Ce que la thèse voulait montrer, c’est tout le travail de transformation effectué par le montage de ces textes, dont l’exégèse rend compte par ses procédures. Le lecteur ne peut s’en émanciper s’il veut avoir accès à la « présence » des réalités dont les textes sont les témoins. Au début des années 1970, un peu avant Bruno Latour, Louis Marin avait proposé une lecture sémiotique de certains textes évangéliques, notamment ceux de la Résurrection, et avait montré qu’ils étaient les « récits de l’opération fondamentale de transformation de la topographie de l’expérience phénoménale en une topique narrative de la communication » (voir « Du corps au texte », repris dans De la représentation, Gallimard/Seuil/EHESS, 1994). Autrement dit, loin de « fabriquer », au sens banal, l’événement, au contraire, le message l’instaure (« l’institue », selon le vocabulaire de Latour)) comme événement. Nous ne sommes pas loin non plus de la « fable » instauratrice de Michel de Certeau.
Pressé par ses interlocuteurs, deux sociologues et un théologien, Bruno Latour reprend tout son parcours. Aussi ne se justifie-t-il pas d’avoir semblé abandonner la thématique religieuse jusqu’aux débuts des années 2000, puisqu’aussi bien ce n’était pas tant cette thématique-là qu’il explorait dans la thèse que celle de l’accès à l’ontologie par l’interprétation et comment il s’avère que les deux plans ne s’opposent pas, comme la vérité au mensonge ou à l’erreur, mais comment l’un, l’exégèse, constitue le seul accès, malgré les affirmations contraires, à l’autre, l’ontologie. Et Latour n’éprouve pas de peine à démontrer comment cette thématique n’a cessé de le guider dans ses explorations du champ scientifique et technique ou bien dans celui du droit, ou encore quand il aborde la question de la « nature ». L’anthropologie de Latour ne commence pas par la distinction des « dimensions » ou « champs » de l’expérience humaine, opérée par la division du travail, lesquels champs s’autonomisent de plus en plus les uns par rapport aux autres, l’économique se distingue du politique, eux-mêmes se distinguent du culturel et du religieux, etc., mais elle trouve son impulsion première dans la distinction des « régimes d’énonciation » issus de différents « jeux de langage », eux-mêmes portés par différentes « formes de vie », pour parler comme Wittgenstein, sans que l’on sache l’origine de cette distinction entre régimes (peut-être faut-il reprendre la thèse de Lévi-Strauss sur le langage apparu « sans doute tout d’un coup »). Dans l’entrechoquement, les « frottements » des régimes d’énonciation/modes d’existence les uns sur les autres, dans la confusion qui en résulte ‒ mieux, vaudrait-il parler d’une bataille pour la définition exclusive de la Réalité, mais alors nous le disons plutôt dans la langue de Bourdieu ‒, il va falloir discerner le propre de chaque mode, et l’instituer comme tel, le propre du droit, celui de l’économie, du religieux, etc.

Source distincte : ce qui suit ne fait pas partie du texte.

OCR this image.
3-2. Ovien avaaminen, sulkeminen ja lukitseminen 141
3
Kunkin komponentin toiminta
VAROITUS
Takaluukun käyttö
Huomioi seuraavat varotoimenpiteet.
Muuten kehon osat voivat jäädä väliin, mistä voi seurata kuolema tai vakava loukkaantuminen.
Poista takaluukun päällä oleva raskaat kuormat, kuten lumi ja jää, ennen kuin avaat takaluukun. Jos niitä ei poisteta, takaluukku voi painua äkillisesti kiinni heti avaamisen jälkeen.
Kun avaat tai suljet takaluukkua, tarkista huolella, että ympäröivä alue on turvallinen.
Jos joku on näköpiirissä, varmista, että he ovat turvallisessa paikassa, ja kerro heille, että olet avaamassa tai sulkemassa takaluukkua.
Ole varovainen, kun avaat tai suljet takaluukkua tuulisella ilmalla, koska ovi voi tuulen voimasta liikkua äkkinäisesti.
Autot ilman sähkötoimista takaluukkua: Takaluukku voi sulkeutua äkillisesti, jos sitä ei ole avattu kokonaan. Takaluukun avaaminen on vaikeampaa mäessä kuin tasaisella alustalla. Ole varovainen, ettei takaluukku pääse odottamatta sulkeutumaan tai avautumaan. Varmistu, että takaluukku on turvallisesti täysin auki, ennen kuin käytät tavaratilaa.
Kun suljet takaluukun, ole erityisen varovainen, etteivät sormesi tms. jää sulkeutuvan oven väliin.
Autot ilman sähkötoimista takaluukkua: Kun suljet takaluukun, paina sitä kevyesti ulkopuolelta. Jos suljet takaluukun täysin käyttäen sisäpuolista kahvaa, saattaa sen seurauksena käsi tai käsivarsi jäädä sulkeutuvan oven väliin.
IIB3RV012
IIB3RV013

Concernant le « religieux », dans ce livre du moins, on n’en saura pas plus sur l’identité de ces « êtres de religion ». Nous savons qu’ils ont « la particularité d’apporter le salut ». Pour sortir du flou de ce dernier terme et en savoir plus, il faut se plonger soit dans Jubiler ou les tourments de la parole religieuse (La Découverte, 2002), livre éminemment péguyste, composé comme un Cahier de la Quinzaine, soit dans l’Enquête. Ce sont des « êtres de parole », de celle qui bouleverse, transforme, convertit, « construit une personne ». Et l’on reconnaît la thématique de la thèse de 1975. Latour ne croit pas à la sécularisation, ni au « retour » du religieux. Ce ne sont que des effets, la première, d’une errance après la confusion des modes, causée, d’une part par la volonté hégémonique de la religion médiévale, qui, une fois cette position perdue, n’a eu de cesse de vouloir la reprendre par l’adaptation, la modernisation, et, d’autre part, par l’apparition d’une nouvelle cosmologie et d’une nouvelle épistémologie, elle-même faisant disparaître les êtres non définis par elle ; le second, d’un fondamentalisme de refuge, faute de poursuivre le travail d’interprétation, de reprise, de construction, faute d’instituer correctement les « êtres de religion ». Les deux dérivant au fond d’une même source : le surclassement concurrent d’une épistémologie et d’une religion. Il est très important d’être au clair avec ce mode d’existence que représente la religion, celui qui appartient à notre histoire occidentale, car de cette mise au net dépend notre capacité occidentale à négocier « diplomatiquement » avec les autres cultures. Notre universalisme diplomatique et non plus hégémonique doit en procéder.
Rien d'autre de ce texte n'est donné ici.